JANVIER/ La mort, l’amour, la vie en trois citations choisies par Aïcha

La mort

« Ta belle résolution de l’autre soir est loin, à présent. Tu dois lutter pour ne pas pleurer, pour ne pas t’arrêter là et te coucher sur ce grand lit blanc pour t’endormir dans la lumière. T’endormir. Enfin. Ne plus sentir le poids du bagage, ne plus tirer derrière toi la traîne où s’entasse tout le barda du quotidien. Ne plus suivre quiconque ni être suivie par quiconque. Te laisser aller, toute seule, te laisser emporter par le vertige du printemps et peut-être, une fois coulée avec la neige, t’évaporer. T’envoler, devenir vent à ton tour et faire chanter les arbres, par jeu. Ne plus être que cela, le vent dans les branches. Ce serait si facile. Et si bon.

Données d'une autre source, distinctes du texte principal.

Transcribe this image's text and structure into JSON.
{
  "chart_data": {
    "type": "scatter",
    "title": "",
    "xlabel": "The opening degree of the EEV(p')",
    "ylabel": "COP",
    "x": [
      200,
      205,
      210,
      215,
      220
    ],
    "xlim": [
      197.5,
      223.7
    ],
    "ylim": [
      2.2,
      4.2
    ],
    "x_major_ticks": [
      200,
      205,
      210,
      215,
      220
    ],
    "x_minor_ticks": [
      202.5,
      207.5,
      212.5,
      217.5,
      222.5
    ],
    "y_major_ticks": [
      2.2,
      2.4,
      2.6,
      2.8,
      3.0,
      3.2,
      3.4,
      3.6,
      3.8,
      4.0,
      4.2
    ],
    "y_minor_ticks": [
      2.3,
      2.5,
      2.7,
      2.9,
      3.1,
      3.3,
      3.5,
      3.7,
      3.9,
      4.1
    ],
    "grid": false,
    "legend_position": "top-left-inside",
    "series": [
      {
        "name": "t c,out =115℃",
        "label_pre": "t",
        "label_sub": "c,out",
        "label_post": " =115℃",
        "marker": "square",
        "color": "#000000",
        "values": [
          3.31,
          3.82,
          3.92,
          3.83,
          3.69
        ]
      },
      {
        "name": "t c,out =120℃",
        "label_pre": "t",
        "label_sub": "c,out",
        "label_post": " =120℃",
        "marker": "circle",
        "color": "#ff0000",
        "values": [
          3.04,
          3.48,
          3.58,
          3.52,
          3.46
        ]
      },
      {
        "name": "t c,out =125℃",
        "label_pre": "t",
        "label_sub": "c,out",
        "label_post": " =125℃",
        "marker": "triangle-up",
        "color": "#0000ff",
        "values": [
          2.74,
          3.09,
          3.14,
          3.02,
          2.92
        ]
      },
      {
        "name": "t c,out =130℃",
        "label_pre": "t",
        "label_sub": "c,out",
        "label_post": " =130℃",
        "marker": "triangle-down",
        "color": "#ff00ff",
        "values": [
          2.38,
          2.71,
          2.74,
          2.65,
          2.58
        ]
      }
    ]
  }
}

Il est dur, le chemin, Nosim, il est long et il est plein d’embuches. Et pourtant, le les Nehirowisiw le suivent depuis toujours, ce chemin de Notcimik. Notcimik, là d’où tu viens. Mais aussi, là où tu vas. Là où tu veux aller.

Marche, Nosim. Avance. Suis le Moteskano, la trace laissée par les Ancêtres. Il te conduira à toi-même. Et il se rappellera à toi, ensuite, lorsque la vie de paraîtra comme le rawhatakon et que tu auras le goût de simplement tout arrêter parce que chaque pas te semblera trop lourd. Marche. Lève le menton. N’Est-ce pas que ce soleil est bon? Ouvre un peu ton manteau. Remercie Pisim pour ses chauds rayons, reçois sa bonté porteuse de vie. La gratitude te portera si tu la laisses entrer dans ton cœur. Va. Un pas à la fois. »

Mastisiwin, Marie-Christine Bernard, éditions Stanké, 2015.

L’amour

«J’ai la bouche, le visage, le sexe meurtris. Je ne fais pas l’amour comme un écrivain, c’est-à-dire en me disant que «ça servira» ou avec distance. Je fais l’amour comme si c’était toujours – et pourquoi ne le serait-ce pas- la dernière fois en simple vivante. »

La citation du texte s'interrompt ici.